Une tempête politique secoue les plus hautes sphères du pouvoir sénégalais. Selon des informations exclusives obtenues par notre rédaction, les relations entre le président Bassirou Diomaye Faye et son Premier ministre Ousmane Sonko auraient atteint un point de non-retour, plongeant le pays dans une crise institutionnelle sans précédent depuis leur accession conjointe au pouvoir en mars 2024.

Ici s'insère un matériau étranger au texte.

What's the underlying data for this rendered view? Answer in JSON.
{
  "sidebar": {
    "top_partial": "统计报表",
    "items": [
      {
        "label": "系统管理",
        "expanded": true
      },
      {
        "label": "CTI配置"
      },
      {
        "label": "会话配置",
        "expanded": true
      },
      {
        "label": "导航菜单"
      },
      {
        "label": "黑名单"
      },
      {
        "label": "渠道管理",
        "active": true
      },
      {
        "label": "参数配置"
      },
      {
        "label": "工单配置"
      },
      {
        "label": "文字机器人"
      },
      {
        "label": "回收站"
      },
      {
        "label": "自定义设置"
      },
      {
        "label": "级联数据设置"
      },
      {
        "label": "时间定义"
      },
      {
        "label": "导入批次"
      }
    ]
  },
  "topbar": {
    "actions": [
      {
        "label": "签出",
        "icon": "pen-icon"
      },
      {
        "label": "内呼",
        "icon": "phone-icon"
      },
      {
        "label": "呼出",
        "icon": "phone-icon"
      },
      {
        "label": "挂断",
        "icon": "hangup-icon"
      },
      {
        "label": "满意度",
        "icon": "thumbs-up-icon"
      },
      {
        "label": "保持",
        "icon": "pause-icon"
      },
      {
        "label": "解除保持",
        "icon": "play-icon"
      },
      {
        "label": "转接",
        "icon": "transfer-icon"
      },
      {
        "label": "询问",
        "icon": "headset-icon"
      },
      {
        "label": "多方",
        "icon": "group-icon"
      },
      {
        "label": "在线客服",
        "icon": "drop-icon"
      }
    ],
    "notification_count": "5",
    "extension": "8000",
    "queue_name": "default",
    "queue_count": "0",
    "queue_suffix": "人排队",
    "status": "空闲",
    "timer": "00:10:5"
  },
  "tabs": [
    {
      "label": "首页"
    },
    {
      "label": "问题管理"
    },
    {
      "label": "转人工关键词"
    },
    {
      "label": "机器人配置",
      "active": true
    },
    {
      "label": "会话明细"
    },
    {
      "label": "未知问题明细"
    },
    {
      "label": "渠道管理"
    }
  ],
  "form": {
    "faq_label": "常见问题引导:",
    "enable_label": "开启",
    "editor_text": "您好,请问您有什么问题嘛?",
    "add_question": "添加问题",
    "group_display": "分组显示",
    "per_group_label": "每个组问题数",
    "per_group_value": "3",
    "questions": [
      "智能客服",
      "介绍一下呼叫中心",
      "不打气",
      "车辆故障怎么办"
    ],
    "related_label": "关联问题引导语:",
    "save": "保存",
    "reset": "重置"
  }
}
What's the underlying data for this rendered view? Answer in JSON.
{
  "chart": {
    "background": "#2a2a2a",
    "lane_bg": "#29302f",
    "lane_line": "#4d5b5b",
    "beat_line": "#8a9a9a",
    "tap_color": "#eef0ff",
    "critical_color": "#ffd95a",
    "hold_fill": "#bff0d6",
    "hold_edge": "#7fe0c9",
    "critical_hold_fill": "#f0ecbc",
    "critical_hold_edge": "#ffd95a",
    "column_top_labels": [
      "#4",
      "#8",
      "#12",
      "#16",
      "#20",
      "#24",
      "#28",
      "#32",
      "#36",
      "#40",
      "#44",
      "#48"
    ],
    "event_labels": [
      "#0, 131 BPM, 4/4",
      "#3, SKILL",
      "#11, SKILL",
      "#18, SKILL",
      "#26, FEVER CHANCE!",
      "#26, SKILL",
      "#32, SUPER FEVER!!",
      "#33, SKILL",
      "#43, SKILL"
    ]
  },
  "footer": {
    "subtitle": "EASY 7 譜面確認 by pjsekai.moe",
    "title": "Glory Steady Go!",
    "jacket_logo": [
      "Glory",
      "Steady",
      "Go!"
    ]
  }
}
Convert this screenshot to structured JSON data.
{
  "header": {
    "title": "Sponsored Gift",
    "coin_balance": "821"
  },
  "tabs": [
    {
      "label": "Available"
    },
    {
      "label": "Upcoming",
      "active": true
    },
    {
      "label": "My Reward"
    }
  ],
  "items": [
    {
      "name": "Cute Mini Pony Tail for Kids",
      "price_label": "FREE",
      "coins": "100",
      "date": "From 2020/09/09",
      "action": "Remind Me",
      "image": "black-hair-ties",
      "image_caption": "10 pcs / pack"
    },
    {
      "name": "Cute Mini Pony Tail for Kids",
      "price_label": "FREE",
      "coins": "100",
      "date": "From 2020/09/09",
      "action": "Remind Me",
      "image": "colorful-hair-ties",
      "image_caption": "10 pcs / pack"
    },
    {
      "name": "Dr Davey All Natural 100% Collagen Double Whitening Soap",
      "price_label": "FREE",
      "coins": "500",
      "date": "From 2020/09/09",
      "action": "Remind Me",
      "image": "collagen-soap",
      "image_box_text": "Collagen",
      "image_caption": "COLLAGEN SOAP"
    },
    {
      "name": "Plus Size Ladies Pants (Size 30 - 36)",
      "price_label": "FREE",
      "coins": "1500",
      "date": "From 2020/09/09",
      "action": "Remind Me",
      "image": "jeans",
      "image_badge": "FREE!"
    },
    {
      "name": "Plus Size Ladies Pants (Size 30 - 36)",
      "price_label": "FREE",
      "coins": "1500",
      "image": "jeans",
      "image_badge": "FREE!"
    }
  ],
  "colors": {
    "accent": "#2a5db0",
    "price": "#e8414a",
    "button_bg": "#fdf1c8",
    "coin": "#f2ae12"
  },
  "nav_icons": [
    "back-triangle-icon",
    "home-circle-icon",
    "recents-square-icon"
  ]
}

La crise latente aurait éclaté au grand jour à l’occasion d’un projet de remaniement ministériel. Selon une source haut placée au sein du cercle rapproché des deux dirigeants, le président Diomaye aurait demandé à son Premier ministre de lui soumettre des propositions pour un réajustement du gouvernement. Une demande qui intervient dans un contexte où les critiques sur les performances de certains ministres se font de plus en plus insistantes, tant dans les cercles politiques que dans l’opinion publique .

Mais c’est la liste présentée par Ousmane Sonko qui aurait jeté un froid définitif entre les deux hommes. Le chef du gouvernement aurait en effet proposé d’écarter systématiquement toutes les personnalités réputées proches du président, pour les remplacer par ses propres fidèles. Parmi les têtes tombantes figuraient notamment Ousmane Diagne, le ministre de la Justice, et Cheikh Diba, aux Finances – deux portefeuilles stratégiques .

« Flairant le piège, Diomaye a opposé un veto catégorique », nous confie notre source. Une décision qui aurait profondément irrité le Premier ministre, privé de ce qui aurait constitué une mainmise totale sur deux leviers essentiels du pouvoir : la justice et les finances publiques.

La tension latente aurait atteint son paroxysme avec le récent verdict des chambres réunies de la Cour suprême dans l’affaire de diffamation opposant Ousmane Sonko à Mame Mbaye Niang. Le Premier ministre aurait immédiatement soupçonné le président Diomaye – ou à tout le moins son ministre de la Justice – d’être derrière cette décision défavorable .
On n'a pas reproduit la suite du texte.